Watch me install things right in your browser

I got a pretty strange idea in my head a couple of weeks ago. It basically amounted to creating a VT100 emulator which would work inside a web browser. I wanted to use it as a way to demonstrate different techniques by playing back recorded sessions. It seemed like the right way to convey data which is fundamentally text. I wanted to avoid anything like grabbing video of my screen and then streaming it out since the required bandwidth would have been ridiculous.

This started me down the road to wondering exactly what it would take to have a little box where I could address individual characters. I wound up creating some really nasty Javascript which had an array of strings as its "framebuffer". When you told it to change something, it would rebuild the string and would then flush it to one of 25 divs on the screen. Those divs had been arranged in a stack to collectively resemble a terminal.

Did you know that Javascript strings are immutable? You can't just say foo[12] = 'x'. Oh no. You have to rebuild it on the fly. I found this one out the hard way.

After poking at this for a while, I had a silly little thing which would let me write arbitrary characters to arbitrary positions. It was a screen but it was far from being a terminal. That started me down the road of actually trying to parse VT100 sequences. That opened a whole nasty box of evil things, not the least of which is trying to find all of the sequences which can be used. Then I had to make a bunch of decisions about which ones actually mattered.

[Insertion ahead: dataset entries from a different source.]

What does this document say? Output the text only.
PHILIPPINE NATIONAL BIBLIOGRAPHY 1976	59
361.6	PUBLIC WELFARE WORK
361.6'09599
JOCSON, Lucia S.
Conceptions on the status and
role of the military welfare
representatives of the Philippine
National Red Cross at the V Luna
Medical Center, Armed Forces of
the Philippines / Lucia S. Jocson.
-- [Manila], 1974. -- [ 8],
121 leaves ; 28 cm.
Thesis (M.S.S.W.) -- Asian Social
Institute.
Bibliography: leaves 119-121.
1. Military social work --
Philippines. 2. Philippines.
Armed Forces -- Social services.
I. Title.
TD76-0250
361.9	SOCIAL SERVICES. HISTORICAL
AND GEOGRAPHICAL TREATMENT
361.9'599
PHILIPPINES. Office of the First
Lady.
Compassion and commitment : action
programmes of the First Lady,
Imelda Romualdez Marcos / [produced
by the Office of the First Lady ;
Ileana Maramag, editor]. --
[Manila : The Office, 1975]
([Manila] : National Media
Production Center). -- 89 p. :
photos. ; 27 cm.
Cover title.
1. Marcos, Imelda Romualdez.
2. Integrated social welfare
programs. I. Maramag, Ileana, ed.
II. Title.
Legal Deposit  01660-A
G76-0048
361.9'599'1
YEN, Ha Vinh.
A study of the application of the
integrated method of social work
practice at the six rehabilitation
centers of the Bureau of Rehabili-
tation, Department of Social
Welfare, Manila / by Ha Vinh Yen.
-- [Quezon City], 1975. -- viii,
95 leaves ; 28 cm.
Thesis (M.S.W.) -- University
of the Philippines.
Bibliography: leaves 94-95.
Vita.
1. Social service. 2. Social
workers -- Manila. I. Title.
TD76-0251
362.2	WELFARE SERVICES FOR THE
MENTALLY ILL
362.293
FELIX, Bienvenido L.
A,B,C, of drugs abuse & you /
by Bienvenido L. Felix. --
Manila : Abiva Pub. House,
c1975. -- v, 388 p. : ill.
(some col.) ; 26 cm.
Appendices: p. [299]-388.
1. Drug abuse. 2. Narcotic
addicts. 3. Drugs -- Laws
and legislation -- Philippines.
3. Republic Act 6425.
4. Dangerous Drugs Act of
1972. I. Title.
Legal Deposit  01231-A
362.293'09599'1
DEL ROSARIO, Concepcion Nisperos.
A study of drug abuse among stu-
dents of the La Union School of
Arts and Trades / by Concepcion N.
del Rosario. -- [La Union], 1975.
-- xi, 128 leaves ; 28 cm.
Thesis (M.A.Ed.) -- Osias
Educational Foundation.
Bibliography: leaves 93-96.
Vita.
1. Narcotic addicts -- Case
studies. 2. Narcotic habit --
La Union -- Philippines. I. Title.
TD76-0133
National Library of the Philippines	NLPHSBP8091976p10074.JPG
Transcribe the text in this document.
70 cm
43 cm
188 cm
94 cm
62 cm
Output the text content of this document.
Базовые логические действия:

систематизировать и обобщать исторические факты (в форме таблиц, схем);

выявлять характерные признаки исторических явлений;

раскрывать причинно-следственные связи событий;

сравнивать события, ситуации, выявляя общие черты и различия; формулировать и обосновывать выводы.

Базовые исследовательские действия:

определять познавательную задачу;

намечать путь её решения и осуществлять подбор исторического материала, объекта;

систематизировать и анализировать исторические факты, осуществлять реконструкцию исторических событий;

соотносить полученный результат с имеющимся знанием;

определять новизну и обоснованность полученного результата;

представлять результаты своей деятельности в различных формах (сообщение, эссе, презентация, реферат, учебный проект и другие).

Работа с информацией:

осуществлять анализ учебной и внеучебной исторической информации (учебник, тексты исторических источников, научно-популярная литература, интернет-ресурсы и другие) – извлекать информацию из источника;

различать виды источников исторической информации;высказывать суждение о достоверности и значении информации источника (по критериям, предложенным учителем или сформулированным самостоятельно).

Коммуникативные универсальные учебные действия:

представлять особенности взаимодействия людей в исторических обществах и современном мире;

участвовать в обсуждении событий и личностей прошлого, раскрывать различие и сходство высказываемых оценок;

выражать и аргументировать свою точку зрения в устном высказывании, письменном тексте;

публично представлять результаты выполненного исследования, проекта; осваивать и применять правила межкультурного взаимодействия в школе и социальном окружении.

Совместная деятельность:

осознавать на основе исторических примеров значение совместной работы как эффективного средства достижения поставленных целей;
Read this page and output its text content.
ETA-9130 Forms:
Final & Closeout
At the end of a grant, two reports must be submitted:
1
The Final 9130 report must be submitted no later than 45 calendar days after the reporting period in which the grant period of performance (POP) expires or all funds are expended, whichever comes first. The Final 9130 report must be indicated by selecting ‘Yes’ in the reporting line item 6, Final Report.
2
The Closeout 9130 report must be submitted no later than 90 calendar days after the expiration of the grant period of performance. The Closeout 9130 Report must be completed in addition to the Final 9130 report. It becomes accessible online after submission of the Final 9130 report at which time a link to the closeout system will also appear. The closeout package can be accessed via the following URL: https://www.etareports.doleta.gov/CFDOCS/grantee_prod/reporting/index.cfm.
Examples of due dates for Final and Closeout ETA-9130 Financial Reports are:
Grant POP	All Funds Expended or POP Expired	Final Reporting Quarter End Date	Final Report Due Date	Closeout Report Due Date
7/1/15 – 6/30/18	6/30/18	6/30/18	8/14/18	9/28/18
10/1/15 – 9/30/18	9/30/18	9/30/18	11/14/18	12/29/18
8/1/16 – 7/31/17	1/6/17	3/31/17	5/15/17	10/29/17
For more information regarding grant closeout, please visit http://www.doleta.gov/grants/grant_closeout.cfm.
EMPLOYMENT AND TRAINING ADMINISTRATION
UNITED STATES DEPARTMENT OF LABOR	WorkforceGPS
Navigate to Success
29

Ultimately, I managed to get enough sequences handled to where I could feed it the output from 'script' and it would do a decent job of rendering. It was still far from complete, and actually getting there would have taken a lot of work. Fortunately, around this time, I stumbled across a site which did this sort of thing using a terminal derived from JSLinux.

While that site had its own idea of how to make the data flow back and forth with elements I didn't want to use, I managed to extract just the terminal for my own purposes. I used it to replace my own horrible little emulator and hooked in this new code to my replay system. The result is something that's pretty fun to watch.

As a simple demo, I recorded myself fetching my C++ build tool, installing it, and then writing a quick bit of code to show how it works.

Want to see it? Okay, here it is.

So, did you spot the mistake I made before the compiler complained about it? I didn't do that on purpose.

[2023 update: that specific recording is no longer online, but you can still visit the virtual terminal and see what it looks like, including what using that build tool looked like at the time.]